O ministro do Meio Ambiente, Joaquim Leite, acompanhou o leilão na Bolsa de Valores e destacou como o novo modelo de concessão deve transformar a proteção dos parques e o turismo em atividade econômica com geração de empregos verdes e renda para a população local. “O Ministério do Meio Ambiente atua para integrar as atividades econômicas e a proteção ambiental. São soluções climáticas lucrativas. Lucrativas para o empreendedor, para o turista, para a comunidade local, lucrativas para o parque, para a natureza e lucrativas para todos os brasileiros”, ressaltou Leite.
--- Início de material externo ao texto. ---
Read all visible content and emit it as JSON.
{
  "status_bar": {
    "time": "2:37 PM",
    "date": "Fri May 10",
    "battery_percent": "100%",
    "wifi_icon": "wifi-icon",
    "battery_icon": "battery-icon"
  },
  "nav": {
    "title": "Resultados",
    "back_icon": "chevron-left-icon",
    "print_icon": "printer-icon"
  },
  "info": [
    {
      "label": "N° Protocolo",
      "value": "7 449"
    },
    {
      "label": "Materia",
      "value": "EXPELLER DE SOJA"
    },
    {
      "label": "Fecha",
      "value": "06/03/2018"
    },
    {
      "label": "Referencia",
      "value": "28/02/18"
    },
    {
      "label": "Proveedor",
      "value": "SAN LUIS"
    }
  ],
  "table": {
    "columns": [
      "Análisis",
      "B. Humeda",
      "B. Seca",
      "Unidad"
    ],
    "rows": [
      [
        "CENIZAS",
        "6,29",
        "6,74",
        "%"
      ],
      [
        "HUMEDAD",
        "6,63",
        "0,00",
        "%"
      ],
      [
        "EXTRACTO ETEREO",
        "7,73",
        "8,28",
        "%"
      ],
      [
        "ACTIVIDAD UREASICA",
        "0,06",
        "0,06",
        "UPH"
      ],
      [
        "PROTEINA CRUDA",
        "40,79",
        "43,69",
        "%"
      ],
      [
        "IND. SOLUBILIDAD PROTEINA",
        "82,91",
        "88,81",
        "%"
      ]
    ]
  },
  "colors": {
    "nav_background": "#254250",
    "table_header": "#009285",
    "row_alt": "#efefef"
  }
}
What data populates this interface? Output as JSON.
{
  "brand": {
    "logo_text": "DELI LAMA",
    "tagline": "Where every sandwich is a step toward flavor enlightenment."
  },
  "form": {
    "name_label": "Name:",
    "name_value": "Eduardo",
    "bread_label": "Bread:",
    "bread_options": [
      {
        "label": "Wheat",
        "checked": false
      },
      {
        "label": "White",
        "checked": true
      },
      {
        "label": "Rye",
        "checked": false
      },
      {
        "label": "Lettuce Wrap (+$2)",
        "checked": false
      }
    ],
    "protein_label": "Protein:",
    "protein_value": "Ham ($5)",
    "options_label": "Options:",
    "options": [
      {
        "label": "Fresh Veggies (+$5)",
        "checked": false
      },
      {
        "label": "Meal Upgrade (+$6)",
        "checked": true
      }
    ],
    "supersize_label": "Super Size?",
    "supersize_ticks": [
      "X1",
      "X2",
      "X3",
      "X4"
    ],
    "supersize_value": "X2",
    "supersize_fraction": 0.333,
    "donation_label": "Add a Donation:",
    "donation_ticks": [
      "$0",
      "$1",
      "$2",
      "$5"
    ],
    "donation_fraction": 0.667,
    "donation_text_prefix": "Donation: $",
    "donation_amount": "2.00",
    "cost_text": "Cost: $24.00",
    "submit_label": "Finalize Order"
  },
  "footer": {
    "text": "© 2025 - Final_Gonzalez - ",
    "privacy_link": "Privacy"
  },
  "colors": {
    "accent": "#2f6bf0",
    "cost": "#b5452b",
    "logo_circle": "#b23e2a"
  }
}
Segundo o ministro, a nova concessão vai ampliar áreas de visitação, com três novos polos, o que significa desenvolvimento para mais 13 municípios paranaenses que também integram o Parque do Iguaçu. “Esse governo entende que o parque tem que ser protegido pelo ICMBio, mas gerido para receber os visitantes pelas concessões e pelo privado, que é parte integrante da atividade econômica, especialmente onde há possibilidade de visitação”, afirmou Leite.

O presidente do ICMBio, Marcos Simanovic, reforçou a importância da nova concessão, que prevê investimento direto em infraestrutura e proteção do Parque Nacional do Iguaçu. “É um edital que considerou as inovações tecnológicas e os elementos de sustentabilidade na previsão de seus investimentos. Algo que permita a sensação, tanto das pessoas da região, quanto das pessoas do Brasil e do mundo, de que estão colaborando efetivamente para a proteção ambiental”, pontuou Simanovic.